Denied shelter and fearing for her security, Husna travels to the Valley in search of a shawl-seller whose sons were also slaughtered by right-wing fanatics back home. Little does she know that she will meet her destiny in the form of Meer, an unconventional, violence-abhorring man who becomes her soulmate. As they live an idyllic life in Meer’s dunga, Husna cannot be happier. But this happiness is rudely interrupted when, on the night she gives birth to their child, she is forcibly separated from Meer and sent back to her hometown. Months later, Husna returns to a Valley torn apart by violence, determined to find answers, her newborn, and, most of all, Meer.

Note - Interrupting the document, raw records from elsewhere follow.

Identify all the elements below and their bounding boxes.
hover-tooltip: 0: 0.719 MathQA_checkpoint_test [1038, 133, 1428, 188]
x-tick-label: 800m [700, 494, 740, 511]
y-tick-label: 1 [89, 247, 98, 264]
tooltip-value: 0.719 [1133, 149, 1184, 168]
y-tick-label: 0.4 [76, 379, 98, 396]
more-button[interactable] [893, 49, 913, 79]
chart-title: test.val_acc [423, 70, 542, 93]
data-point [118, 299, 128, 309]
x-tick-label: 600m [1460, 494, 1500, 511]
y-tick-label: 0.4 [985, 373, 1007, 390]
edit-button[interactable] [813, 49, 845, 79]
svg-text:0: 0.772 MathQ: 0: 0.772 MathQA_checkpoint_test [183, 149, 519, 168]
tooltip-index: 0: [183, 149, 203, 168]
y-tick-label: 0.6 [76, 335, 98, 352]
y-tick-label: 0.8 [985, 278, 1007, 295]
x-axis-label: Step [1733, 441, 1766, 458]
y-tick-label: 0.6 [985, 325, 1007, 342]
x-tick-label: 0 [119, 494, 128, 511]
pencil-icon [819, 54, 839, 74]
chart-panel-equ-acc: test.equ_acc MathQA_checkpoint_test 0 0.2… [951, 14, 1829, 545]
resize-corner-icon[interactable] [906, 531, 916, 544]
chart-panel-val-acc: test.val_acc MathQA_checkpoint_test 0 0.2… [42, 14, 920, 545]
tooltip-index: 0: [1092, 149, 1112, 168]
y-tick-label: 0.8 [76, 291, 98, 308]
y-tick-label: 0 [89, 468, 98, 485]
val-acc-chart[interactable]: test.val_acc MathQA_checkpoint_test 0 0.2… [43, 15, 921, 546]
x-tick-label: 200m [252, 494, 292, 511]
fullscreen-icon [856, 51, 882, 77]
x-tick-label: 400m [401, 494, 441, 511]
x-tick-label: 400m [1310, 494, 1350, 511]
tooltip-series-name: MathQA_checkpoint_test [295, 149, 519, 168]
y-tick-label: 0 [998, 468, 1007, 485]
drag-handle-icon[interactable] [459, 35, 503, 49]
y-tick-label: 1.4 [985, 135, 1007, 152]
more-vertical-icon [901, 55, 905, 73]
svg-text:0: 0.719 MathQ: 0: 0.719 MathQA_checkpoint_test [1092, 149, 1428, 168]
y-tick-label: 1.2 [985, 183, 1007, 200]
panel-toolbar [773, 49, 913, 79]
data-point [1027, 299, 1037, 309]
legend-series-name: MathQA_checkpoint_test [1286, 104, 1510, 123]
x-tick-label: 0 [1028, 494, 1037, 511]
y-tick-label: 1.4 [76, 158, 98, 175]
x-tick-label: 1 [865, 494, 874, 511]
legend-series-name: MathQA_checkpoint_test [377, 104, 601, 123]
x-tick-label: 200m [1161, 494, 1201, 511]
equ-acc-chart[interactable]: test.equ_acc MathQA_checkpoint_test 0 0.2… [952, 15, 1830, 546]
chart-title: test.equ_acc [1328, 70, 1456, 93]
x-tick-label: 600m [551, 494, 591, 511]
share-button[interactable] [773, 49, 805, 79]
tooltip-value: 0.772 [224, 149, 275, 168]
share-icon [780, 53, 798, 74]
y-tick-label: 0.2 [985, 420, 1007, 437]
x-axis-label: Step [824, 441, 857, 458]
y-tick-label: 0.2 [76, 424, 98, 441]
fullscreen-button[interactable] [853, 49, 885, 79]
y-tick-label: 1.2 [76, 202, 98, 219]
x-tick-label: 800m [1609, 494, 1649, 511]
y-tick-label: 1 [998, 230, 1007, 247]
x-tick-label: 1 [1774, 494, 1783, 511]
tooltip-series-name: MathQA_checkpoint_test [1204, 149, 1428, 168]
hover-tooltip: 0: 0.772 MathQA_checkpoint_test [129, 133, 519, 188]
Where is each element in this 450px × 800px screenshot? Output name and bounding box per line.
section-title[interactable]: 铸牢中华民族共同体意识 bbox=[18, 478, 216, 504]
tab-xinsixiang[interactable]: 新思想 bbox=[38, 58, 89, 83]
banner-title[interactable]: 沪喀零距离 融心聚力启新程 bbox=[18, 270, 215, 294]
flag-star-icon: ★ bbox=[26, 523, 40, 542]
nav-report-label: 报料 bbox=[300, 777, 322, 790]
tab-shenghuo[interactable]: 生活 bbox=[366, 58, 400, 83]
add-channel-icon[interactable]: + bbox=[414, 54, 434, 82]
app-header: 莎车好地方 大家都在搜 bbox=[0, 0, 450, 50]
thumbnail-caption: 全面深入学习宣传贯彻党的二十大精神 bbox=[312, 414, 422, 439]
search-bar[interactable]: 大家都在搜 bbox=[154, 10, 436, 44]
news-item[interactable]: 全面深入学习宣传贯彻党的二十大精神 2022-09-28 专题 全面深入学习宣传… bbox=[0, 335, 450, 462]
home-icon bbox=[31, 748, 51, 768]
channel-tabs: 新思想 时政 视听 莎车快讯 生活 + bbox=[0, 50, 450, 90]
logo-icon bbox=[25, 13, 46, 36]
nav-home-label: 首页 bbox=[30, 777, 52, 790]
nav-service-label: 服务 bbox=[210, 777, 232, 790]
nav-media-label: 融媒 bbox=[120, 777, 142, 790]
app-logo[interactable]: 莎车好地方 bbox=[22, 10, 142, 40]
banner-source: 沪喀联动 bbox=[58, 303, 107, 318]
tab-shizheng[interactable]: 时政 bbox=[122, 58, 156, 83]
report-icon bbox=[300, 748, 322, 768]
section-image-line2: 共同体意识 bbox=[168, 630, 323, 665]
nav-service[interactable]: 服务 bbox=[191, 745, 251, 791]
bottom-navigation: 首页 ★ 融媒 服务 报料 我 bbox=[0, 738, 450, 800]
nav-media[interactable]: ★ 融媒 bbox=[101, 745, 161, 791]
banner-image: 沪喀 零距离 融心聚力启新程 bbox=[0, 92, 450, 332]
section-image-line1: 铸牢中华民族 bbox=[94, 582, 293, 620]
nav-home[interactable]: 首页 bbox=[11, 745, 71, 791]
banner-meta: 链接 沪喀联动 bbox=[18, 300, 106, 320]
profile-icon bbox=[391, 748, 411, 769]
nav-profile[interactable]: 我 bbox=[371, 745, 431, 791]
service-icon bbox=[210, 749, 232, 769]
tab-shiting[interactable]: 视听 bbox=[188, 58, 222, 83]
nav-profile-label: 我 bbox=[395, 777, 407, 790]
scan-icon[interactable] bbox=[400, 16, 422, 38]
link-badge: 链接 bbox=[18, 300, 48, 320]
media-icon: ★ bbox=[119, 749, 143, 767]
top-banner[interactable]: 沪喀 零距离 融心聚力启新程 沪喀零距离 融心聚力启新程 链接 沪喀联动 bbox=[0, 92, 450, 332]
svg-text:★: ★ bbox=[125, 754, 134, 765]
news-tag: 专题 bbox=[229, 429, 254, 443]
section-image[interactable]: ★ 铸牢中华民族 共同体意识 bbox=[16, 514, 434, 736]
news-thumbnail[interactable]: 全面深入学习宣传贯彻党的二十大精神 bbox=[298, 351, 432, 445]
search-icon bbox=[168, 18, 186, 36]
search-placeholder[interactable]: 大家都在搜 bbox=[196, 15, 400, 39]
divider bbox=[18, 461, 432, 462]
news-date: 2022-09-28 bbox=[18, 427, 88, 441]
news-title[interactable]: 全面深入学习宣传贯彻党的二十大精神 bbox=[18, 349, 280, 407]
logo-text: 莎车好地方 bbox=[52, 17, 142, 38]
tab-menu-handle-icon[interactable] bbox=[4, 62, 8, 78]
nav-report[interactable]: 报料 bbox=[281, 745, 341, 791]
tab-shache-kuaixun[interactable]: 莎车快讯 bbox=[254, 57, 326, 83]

She lands in Kashmir amid curfews and crackdowns. A place occupied not just by the police and the politicians, but by lingering memories. She comes across burnt and semi-darkened homes, empty school compounds, compounds overflowing with garbage and piles of rot. Buildings and human forms deadened by the constant onslaught. Fear gnawing deep, frustration running high. Poverty consuming lives. There are gaping graves all over, ready, waiting, hungry to swallow flesh and bone.

In her quest for her loved ones, Husna faces several challenges, from being devoured by one of the lurking forms, carrying the additional burden of burying the remains of a baby to being saddled with another dead form. Amid firings and crackdowns at every step, Husna is checked and rechecked, groped, turned and twisted. She leaves a bloody trail behind her.

Meer is a story about Husna’s survival. The plot is gripping and full of twists and turns. Quraishi describes the ongoing violence in the Valley and how it affects the lives of those living in the conflict zones. She tries to describe the mindset of an average Kashmiri who lives in constant fear and uncertainty and faces humiliation. She also tries to fathom the trauma of families awaiting the return of missing sons, brothers, husbands, fathers and grandfathers. Her novel carries an abundance of emotions of varying hues and shades. Besides narrating the turmoil in Uttar Pradesh after the Babri Masjid’s demolition, she also portrays very beautifully the landscape of UP, with its huge mango trees, the place where she grew up. Her bold portrayal of dark times and darker realities is hard-hitting. At times, her words are thrown at you randomly, and then altogether with a force that shakes you.

Meer is weaved around fractured relations and disturbing truths about lives in conflict zones. It is a story that will leave you with more questions than answers, but they are questions that need asking.